Listening to the silences in our classrooms: A study of “quiet” students
In this dissertation, I explore this question: why are students silent? My interest was sparked by the stories most teachers have heard and told—that “quiet students” are shy, resistant, hostile. While discourses focusing on the politics of silencing are critical, we also need to consider how students see their own silences. This study provides alternate visions of silence as imagined by students.
The project draws on many sources to explore silence, including the dominant critical perspectives represented in teaching narratives and feminist and cultural theories, as well as my own experiences that shape my teaching and this research. In addition to my own autoethnography and the thinking of scholars in various fields, the study focuses on the perspectives of students. Drawing on written reflections and interviews with five students, I examine students' vision of the influence of teachers and pedagogies on the decisions to speak or be silent. Often, practices designed to invite students' speaking (requirements, etc.) are experienced as silencing. Students suggest they are more encouraged to speak by “smaller gestures”—the cultivation of teacher-student relationships, a teacher's presentation of “self,” and focused attention to how questions are asked and responded to. Such efforts positively alter the dynamics of power, knowledge, and authority.

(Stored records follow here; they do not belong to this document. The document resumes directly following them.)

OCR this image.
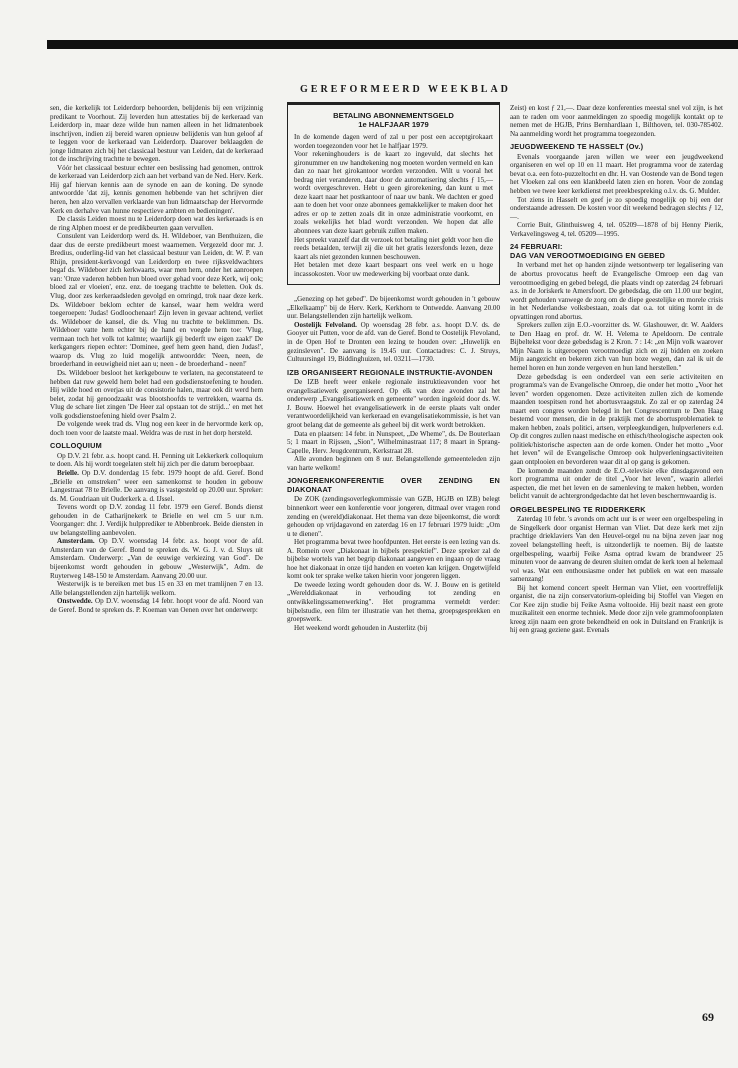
GEREFORMEERD WEEKBLAD

sen, die kerkelijk tot Leiderdorp behoorden, belijdenis bij een vrijzinnig predikant te Voorhout. Zij leverden hun attestaties bij de kerkeraad van Leiderdorp in, maar deze wilde hun namen alleen in het lidmatenboek inschrijven, indien zij bereid waren opnieuw belijdenis van hun geloof af te leggen voor de kerkeraad van Leiderdorp. Daarover beklaagden de jonge lidmaten zich bij het classicaal bestuur van Leiden, dat de kerkeraad tot de inschrijving trachtte te bewegen.

Vóór het classicaal bestuur echter een beslissing had genomen, onttrok de kerkeraad van Leiderdorp zich aan het verband van de Ned. Herv. Kerk. Hij gaf hiervan kennis aan de synode en aan de koning. De synode antwoordde 'dat zij, kennis genomen hebbende van het schrijven dier heren, hen alzo vervallen verklaarde van hun lidmaatschap der Hervormde Kerk en derhalve van hunne respectieve ambten en bedieningen'.

De classis Leiden moest nu te Leiderdorp doen wat des kerkeraads is en de ring Alphen moest er de predikbeurten gaan vervullen.

Consulent van Leiderdorp werd ds. H. Wildeboer, van Benthuizen, die daar dus de eerste predikbeurt moest waarnemen. Vergezeld door mr. J. Bredius, ouderling-lid van het classicaal bestuur van Leiden, dr. W. P. van Rhijn, president-kerkvoogd van Leiderdorp en twee rijksveldwachters begaf ds. Wildeboer zich kerkwaarts, waar men hem, onder het aanroepen van: 'Onze vaderen hebben hun bloed over gehad voor deze Kerk, wij ook; bloed zal er vloeien', enz. enz. de toegang trachtte te beletten. Ook ds. Vlug, door zes kerkeraadsleden gevolgd en omringd, trok naar deze kerk. Ds. Wildeboer beklom echter de kansel, waar hem weldra werd toegeroepen: 'Judas! Godloochenaar! Zijn leven in gevaar achtend, verliet ds. Wildeboer de kansel, die ds. Vlug nu trachtte te beklimmen. Ds. Wildeboer vatte hem echter bij de hand en voegde hem toe: 'Vlug, vermaan toch het volk tot kalmte; waarlijk gij bederft uw eigen zaak!' De kerkgangers riepen echter: 'Dominee, geef hem geen hand, dien Judas!', waarop ds. Vlug zo luid mogelijk antwoordde: 'Neen, neen, de broederhand in eeuwigheid niet aan u; neen - de broederhand - neen!'

Ds. Wildeboer besloot het kerkgebouw te verlaten, na geconstateerd te hebben dat ruw geweld hem belet had een godsdienstoefening te houden. Hij wilde hoed en overjas uit de consistorie halen, maar ook dit werd hem belet, zodat hij genoodzaakt was blootshoofds te vertrekken, waarna ds. Vlug de schare liet zingen 'De Heer zal opstaan tot de strijd...' en met het volk godsdienstoefening hield over Psalm 2.

De volgende week trad ds. Vlug nog een keer in de hervormde kerk op, doch toen voor de laatste maal. Weldra was de rust in het dorp hersteld.

COLLOQUIUM

Op D.V. 21 febr. a.s. hoopt cand. H. Penning uit Lekkerkerk colloquium te doen. Als hij wordt toegelaten stelt hij zich per die datum beroepbaar.

Brielle. Op D.V. donderdag 15 febr. 1979 hoopt de afd. Geref. Bond „Brielle en omstreken" weer een samenkomst te houden in gebouw Langestraat 78 te Brielle. De aanvang is vastgesteld op 20.00 uur. Spreker: ds. M. Goudriaan uit Ouderkerk a. d. IJssel.

Tevens wordt op D.V. zondag 11 febr. 1979 een Geref. Bonds dienst gehouden in de Catharijnekerk te Brielle en wel cm 5 uur n.m. Voorganger: dhr. J. Verdijk hulpprediker te Abbenbroek. Beide diensten in uw belangstelling aanbevolen.

Amsterdam. Op D.V. woensdag 14 febr. a.s. hoopt voor de afd. Amsterdam van de Geref. Bond te spreken ds. W. G. J. v. d. Sluys uit Amsterdam. Onderwerp: „Van de eeuwige verkiezing van God". De bijeenkomst wordt gehouden in gebouw „Westerwijk", Adm. de Ruyterweg 148-150 te Amsterdam. Aanvang 20.00 uur.

Westerwijk is te bereiken met bus 15 en 33 en met tramlijnen 7 en 13. Alle belangstellenden zijn hartelijk welkom.

Onstwedde. Op D.V. woensdag 14 febr. hoopt voor de afd. Noord van de Geref. Bond te spreken ds. P. Koeman van Oenen over het onderwerp:

BETALING ABONNEMENTSGELD
1e HALFJAAR 1979

In de komende dagen werd of zal u per post een acceptgirokaart worden toegezonden voor het 1e halfjaar 1979.

Voor rekeninghouders is de kaart zo ingevuld, dat slechts het gironummer en uw handtekening nog moeten worden vermeld en kan dan zo naar het girokantoor worden verzonden. Wilt u vooral het bedrag niet veranderen, daar door de automatisering slechts ƒ 15,— wordt overgeschreven. Hebt u geen girorekening, dan kunt u met deze kaart naar het postkantoor of naar uw bank. We dachten er goed aan te doen het voor onze abonnees gemakkelijker te maken door het adres er op te zetten zoals dit in onze administratie voorkomt, en zoals wekelijks het blad wordt verzonden. We hopen dat alle abonnees van deze kaart gebruik zullen maken.

Het spreekt vanzelf dat dit verzoek tot betaling niet geldt voor hen die reeds betaalden, terwijl zij die uit het gratis lezersfonds lezen, deze kaart als niet gezonden kunnen beschouwen.

Het betalen met deze kaart bespaart ons veel werk en u hoge incassokosten. Voor uw medewerking bij voorbaat onze dank.

„Genezing op het gebed". De bijeenkomst wordt gehouden in 't gebouw „Elkelkaamp" bij de Herv. Kerk, Kerkhorn te Ontwedde. Aanvang 20.00 uur. Belangstellenden zijn hartelijk welkom.

Oostelijk Felvoland. Op woensdag 28 febr. a.s. hoopt D.V. ds. de Gooyer uit Putten, voor de afd. van de Geref. Bond te Oostelijk Flevoland, in de Open Hof te Dronten een lezing te houden over: „Huwelijk en gezinsleven". De aanvang is 19.45 uur. Contactadres: C. J. Struys, Cultuursingel 19, Biddinghuizen, tel. 03211—1730.

IZB ORGANISEERT REGIONALE INSTRUKTIE-AVONDEN

De IZB heeft weer enkele regionale instruktieavonden voor het evangelisatiewerk georganiseerd. Op elk van deze avonden zal het onderwerp „Evangelisatiewerk en gemeente" worden ingeleid door ds. W. J. Bouw. Hoewel het evangelisatiewerk in de eerste plaats valt onder verantwoordelijkheid van kerkeraad en evangelisatiekommissie, is het van groot belang dat de gemeente als geheel bij dit werk wordt betrokken.

Data en plaatsen: 14 febr. in Nunspeet, „De Wheme", ds. De Bouterlaan 5; 1 maart in Rijssen, „Sion", Wilhelminastraat 117; 8 maart in Sprang-Capelle, Herv. Jeugdcentrum, Kerkstraat 28.

Alle avonden beginnen om 8 uur. Belangstellende gemeenteleden zijn van harte welkom!

JONGERENKONFERENTIE OVER ZENDING EN DIAKONAAT

De ZOK (zendingsoverlegkommissie van GZB, HGJB en IZB) belegt binnenkort weer een konferentie voor jongeren, ditmaal over vragen rond zending en (wereld)diakonaat. Het thema van deze bijeenkomst, die wordt gehouden op vrijdagavond en zaterdag 16 en 17 februari 1979 luidt: „Om u te dienen".

Het programma bevat twee hoofdpunten. Het eerste is een lezing van ds. A. Romein over „Diakonaat in bijbels prespektief". Deze spreker zal de bijbelse wortels van het begrip diakonaat aangeven en ingaan op de vraag hoe het diakonaat in onze tijd handen en voeten kan krijgen. Ongetwijfeld komt ook ter sprake welke taken hierin voor jongeren liggen.

De tweede lezing wordt gehouden door ds. W. J. Bouw en is getiteld „Werelddiakonaat in verhouding tot zending en ontwikkelingssamenwerking". Het programma vermeldt verder: bijbelstudie, een film ter illustratie van het thema, groepsgesprekken en groepswerk.

Het weekend wordt gehouden in Austerlitz (bij

Zeist) en kost ƒ 21,—. Daar deze konferenties meestal snel vol zijn, is het aan te raden om voor aanmeldingen zo spoedig mogelijk kontakt op te nemen met de HGJB, Prins Bernhardlaan 1, Bilthoven, tel. 030-785402. Na aanmelding wordt het programma toegezonden.

JEUGDWEEKEND TE HASSELT (Ov.)

Evenals voorgaande jaren willen we weer een jeugdweekend organiseren en wel op 10 en 11 maart. Het programma voor de zaterdag bevat o.a. een foto-puzzeltocht en dhr. H. van Oostende van de Bond tegen het Vloeken zal ons een klankbeeld laten zien en horen. Voor de zondag hebben we twee keer kerkdienst met preekbespreking o.l.v. ds. G. Mulder.

Tot ziens in Hasselt en geef je zo spoedig mogelijk op bij een der onderstaande adressen. De kosten voor dit weekend bedragen slechts ƒ 12,—.

Corrie Buit, Glinthuisweg 4, tel. 05209—1878 of bij Henny Pierik, Verkavelingsweg 4, tel. 05209—1995.

24 FEBRUARI:
DAG VAN VEROOTMOEDIGING EN GEBED

In verband met het op handen zijnde wetsontwerp ter legalisering van de abortus provocatus heeft de Evangelische Omroep een dag van verootmoediging en gebed belegd, die plaats vindt op zaterdag 24 februari a.s. in de Joriskerk te Amersfoort. De gebedsdag, die om 11.00 uur begint, wordt gehouden vanwege de zorg om de diepe geestelijke en morele crisis in het Nederlandse volksbestaan, zoals dat o.a. tot uiting komt in de opvattingen rond abortus.

Sprekers zullen zijn E.O.-voorzitter ds. W. Glashouwer, dr. W. Aalders te Den Haag en prof. dr. W. H. Velema te Apeldoorn. De centrale Bijbeltekst voor deze gebedsdag is 2 Kron. 7 : 14: „en Mijn volk waarover Mijn Naam is uitgeroepen verootmoedigt zich en zij bidden en zoeken Mijn aangezicht en bekeren zich van hun boze wegen, dan zal ik uit de hemel horen en hun zonde vergeven en hun land herstellen."

Deze gebedsdag is een onderdeel van een serie activiteiten en programma's van de Evangelische Omroep, die onder het motto „Voor het leven" worden opgenomen. Deze activiteiten zullen zich de komende maanden toespitsen rond het abortusvraagstuk. Zo zal er op zaterdag 24 maart een congres worden belegd in het Congrescentrum te Den Haag bestemd voor mensen, die in de praktijk met de abortusproblematiek te maken hebben, zoals politici, artsen, verpleegkundigen, hulpverleners e.d. Op dit congres zullen naast medische en ethisch/theologische aspecten ook politiek/historische aspecten aan de orde komen. Onder het motto „Voor het leven" wil de Evangelische Omroep ook hulpverleningsactiviteiten gaan ontplooien en bevorderen waar dit al op gang is gekomen.

De komende maanden zendt de E.O.-televisie elke dinsdagavond een kort programma uit onder de titel „Voor het leven", waarin allerlei aspecten, die met het leven en de samenleving te maken hebben, worden belicht vanuit de achtergrondgedachte dat het leven beschermwaardig is.

ORGELBESPELING TE RIDDERKERK

Zaterdag 10 febr. 's avonds om acht uur is er weer een orgelbespeling in de Singelkerk door organist Herman van Vliet. Dat deze kerk met zijn prachtige drieklaviers Van den Heuvel-orgel nu na bijna zeven jaar nog zoveel belangstelling heeft, is uitzonderlijk te noemen. Bij de laatste orgelbespeling, waarbij Feike Asma optrad kwam de brandweer 25 minuten voor de aanvang de deuren sluiten omdat de kerk toen al helemaal vol was. Wat een enthousiasme onder het publiek en wat een massale samenzang!

Bij het komend concert speelt Herman van Vliet, een voortreffelijk organist, die na zijn conservatorium-opleiding bij Stoffel van Viegen en Cor Kee zijn studie bij Feike Asma voltooide. Hij bezit naast een grote muzikaliteit een enorme techniek. Mede door zijn vele grammofoonplaten kreeg zijn naam een grote bekendheid en ook in Duitsland en Frankrijk is hij een graag geziene gast. Evenals

69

I examine the intersections of identity and community and their impact on a student's speaking or silence. Many cite the “openness” of the community and how speaking invites evaluation of one's response, intelligence, identity. This is troubling, but not because they fear conflict. Rather, they perceive such interactions as demanding risky self-revelation in anonymous communities; they are conscious of the lessons about voice and audience we try to teach in writing classes.
Finally, I investigates the alternate constructions these students use to understand classroom silence, including the communal sense that silence is not necessarily problematic. Instead it can provide space for intellectual work through internal dialogue. This research suggests possibilities for moving students “beyond silence.” But it also leads me to conclude that we should work to foster generative silences as well as dialogue in our classes.